This paper summarizes key aspects of the public enterprise sector in Korea and analyzes the effects of recent privatization efforts. Public enterprises still constitute a majority of the largest, commercially successful firms in Korea, and their importance has been increasing since the recent economic crisis when many private firms went bankrupt or fell into financial trouble. The paper also extensively analyses governance structures of key public enterprises, as well as related policy concerns; in particular, the effect of the Special Act on Privatization introduced in 1997.
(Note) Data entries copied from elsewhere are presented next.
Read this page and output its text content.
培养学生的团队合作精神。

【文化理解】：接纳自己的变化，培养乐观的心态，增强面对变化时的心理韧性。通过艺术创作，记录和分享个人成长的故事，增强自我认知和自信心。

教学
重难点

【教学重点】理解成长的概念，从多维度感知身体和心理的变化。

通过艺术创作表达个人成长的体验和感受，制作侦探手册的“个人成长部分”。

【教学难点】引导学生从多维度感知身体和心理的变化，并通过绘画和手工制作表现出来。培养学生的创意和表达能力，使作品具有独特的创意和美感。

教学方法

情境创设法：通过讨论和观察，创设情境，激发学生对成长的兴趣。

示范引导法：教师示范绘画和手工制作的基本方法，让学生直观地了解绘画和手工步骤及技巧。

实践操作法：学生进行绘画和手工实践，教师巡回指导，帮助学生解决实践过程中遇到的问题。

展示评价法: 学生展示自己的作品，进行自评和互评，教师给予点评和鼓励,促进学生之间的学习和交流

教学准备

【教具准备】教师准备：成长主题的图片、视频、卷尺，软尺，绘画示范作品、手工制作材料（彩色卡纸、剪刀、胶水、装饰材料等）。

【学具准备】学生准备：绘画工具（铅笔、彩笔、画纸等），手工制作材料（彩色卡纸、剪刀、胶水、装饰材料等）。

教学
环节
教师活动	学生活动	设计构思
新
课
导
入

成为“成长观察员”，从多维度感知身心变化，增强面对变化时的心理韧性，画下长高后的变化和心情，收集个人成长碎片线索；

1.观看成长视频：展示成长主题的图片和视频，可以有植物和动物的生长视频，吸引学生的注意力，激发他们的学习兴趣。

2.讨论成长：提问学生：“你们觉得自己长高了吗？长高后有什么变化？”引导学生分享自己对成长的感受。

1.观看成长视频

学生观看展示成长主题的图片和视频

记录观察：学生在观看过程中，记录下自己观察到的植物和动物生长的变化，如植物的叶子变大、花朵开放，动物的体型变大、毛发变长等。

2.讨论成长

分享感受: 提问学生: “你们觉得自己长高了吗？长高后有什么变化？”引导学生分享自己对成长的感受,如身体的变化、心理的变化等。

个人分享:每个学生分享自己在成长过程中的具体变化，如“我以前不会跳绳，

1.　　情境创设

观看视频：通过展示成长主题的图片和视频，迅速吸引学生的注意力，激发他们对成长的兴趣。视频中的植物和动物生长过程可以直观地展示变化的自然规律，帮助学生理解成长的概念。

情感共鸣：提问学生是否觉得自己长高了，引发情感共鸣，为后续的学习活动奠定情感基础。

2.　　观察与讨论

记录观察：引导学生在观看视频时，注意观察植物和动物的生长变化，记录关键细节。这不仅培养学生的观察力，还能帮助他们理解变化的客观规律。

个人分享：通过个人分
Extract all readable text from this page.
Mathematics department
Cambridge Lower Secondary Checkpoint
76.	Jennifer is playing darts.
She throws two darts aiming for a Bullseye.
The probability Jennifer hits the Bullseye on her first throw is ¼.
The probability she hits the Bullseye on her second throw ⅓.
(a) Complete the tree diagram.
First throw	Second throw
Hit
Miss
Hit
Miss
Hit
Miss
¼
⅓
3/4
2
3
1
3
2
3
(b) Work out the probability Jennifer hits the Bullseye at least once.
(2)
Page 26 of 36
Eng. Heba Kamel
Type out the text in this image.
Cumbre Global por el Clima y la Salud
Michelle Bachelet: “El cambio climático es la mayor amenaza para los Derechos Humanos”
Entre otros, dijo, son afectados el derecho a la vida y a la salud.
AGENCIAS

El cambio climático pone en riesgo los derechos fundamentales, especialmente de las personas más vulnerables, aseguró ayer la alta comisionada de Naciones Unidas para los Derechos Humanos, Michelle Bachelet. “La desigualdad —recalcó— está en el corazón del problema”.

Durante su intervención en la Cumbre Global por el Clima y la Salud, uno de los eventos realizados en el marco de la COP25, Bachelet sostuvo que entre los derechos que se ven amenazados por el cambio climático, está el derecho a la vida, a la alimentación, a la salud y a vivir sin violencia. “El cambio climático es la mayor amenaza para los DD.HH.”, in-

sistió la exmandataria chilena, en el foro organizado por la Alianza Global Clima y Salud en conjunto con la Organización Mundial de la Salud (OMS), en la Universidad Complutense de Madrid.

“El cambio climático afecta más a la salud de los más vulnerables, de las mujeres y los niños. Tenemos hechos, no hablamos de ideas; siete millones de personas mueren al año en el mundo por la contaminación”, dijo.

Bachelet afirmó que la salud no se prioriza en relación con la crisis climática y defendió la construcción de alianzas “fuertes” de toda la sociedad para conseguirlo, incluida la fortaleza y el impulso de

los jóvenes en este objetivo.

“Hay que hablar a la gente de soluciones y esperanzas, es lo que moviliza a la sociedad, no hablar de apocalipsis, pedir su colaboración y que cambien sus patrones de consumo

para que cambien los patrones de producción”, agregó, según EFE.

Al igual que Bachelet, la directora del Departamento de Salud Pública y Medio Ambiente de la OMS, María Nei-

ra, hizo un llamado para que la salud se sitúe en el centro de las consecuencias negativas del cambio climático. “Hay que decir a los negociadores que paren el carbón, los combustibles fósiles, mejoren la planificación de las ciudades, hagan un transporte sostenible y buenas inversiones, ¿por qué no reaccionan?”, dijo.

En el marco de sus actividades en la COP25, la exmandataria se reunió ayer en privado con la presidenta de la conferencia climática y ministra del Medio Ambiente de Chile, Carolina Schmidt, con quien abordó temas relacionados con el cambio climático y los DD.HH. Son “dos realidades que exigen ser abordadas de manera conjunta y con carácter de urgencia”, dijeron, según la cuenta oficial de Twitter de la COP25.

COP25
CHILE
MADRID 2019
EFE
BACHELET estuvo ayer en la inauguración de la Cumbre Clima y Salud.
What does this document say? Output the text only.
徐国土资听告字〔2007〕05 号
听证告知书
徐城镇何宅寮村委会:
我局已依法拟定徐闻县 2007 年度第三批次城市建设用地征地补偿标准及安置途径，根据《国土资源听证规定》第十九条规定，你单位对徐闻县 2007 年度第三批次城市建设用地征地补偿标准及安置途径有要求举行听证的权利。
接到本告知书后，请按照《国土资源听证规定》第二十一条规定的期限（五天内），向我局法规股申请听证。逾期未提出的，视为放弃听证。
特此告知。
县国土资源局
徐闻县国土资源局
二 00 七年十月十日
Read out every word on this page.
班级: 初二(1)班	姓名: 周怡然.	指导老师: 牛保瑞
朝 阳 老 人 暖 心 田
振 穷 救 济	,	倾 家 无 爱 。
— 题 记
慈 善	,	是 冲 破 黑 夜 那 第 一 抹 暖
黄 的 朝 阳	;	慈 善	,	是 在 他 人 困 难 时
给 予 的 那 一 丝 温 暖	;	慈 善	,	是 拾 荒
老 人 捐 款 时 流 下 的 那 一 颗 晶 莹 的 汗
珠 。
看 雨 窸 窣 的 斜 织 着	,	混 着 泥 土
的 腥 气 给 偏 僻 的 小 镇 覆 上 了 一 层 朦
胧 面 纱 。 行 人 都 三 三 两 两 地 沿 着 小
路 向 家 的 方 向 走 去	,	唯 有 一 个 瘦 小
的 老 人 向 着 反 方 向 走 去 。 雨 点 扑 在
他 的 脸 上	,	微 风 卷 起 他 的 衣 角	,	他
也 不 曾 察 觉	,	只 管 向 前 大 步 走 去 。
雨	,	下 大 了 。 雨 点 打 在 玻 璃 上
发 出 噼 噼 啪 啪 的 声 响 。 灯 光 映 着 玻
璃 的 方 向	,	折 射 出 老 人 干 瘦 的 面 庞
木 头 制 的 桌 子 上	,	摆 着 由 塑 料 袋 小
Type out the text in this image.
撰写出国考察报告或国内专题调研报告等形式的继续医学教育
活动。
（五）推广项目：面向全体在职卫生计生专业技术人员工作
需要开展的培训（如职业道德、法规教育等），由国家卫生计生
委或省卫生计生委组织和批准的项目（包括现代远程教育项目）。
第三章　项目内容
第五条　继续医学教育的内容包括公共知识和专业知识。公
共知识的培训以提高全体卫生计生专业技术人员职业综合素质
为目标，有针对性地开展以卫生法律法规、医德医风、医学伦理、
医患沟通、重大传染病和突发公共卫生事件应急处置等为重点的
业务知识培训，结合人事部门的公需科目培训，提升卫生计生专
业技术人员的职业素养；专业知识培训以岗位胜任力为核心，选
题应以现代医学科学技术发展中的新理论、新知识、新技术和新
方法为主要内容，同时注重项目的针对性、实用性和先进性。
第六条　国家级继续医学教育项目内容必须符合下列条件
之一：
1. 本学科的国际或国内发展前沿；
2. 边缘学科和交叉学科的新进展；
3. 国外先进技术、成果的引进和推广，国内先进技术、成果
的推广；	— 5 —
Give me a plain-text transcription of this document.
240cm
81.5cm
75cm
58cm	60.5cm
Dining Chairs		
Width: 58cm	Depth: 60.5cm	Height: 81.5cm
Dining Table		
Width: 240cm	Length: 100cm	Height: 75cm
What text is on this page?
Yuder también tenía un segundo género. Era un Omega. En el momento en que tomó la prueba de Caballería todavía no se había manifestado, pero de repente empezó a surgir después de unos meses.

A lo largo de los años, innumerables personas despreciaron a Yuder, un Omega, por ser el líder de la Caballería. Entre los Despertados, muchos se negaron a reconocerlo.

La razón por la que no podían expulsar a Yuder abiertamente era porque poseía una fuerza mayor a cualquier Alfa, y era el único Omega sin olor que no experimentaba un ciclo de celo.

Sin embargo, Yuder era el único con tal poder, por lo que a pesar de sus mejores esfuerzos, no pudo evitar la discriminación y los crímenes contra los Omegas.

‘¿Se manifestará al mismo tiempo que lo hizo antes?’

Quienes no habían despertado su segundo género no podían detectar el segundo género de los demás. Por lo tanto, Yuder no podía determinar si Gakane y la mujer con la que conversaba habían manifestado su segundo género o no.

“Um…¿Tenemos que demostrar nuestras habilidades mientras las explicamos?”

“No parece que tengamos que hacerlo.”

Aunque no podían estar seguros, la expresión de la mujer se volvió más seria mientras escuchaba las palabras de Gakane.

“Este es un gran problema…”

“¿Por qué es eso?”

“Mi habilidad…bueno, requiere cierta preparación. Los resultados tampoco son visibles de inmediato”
Shares of most commercial public enterprises have been sold to domestic and foreign investors on a large scale since 1998. As a result, government ownership of all large public enterprises has been reduced substantially. However, most public enterprises are still viewed as instruments of policy objectives rather than profit-oriented firms. More specifically, in most cases, separation has not occurred among the commercial operation of a public enterprise, regulatory functions, and industrial policies of the relevant line ministry. Lack of separation amongst these three elements is believed to lead to inefficiency in management of public enterprises, and could also result in an outcome that is sub-optimal in terms of allocative efficiency.
This paper also reviews the fundamental problem in Korea concerning privatization of large SOEs: namely, ownership and control by chaebols. Finally, the paper concludes with the observation that Korea probably needs an alternative mode of governance structures for large firms and financial institutions to make the economic system more efficient.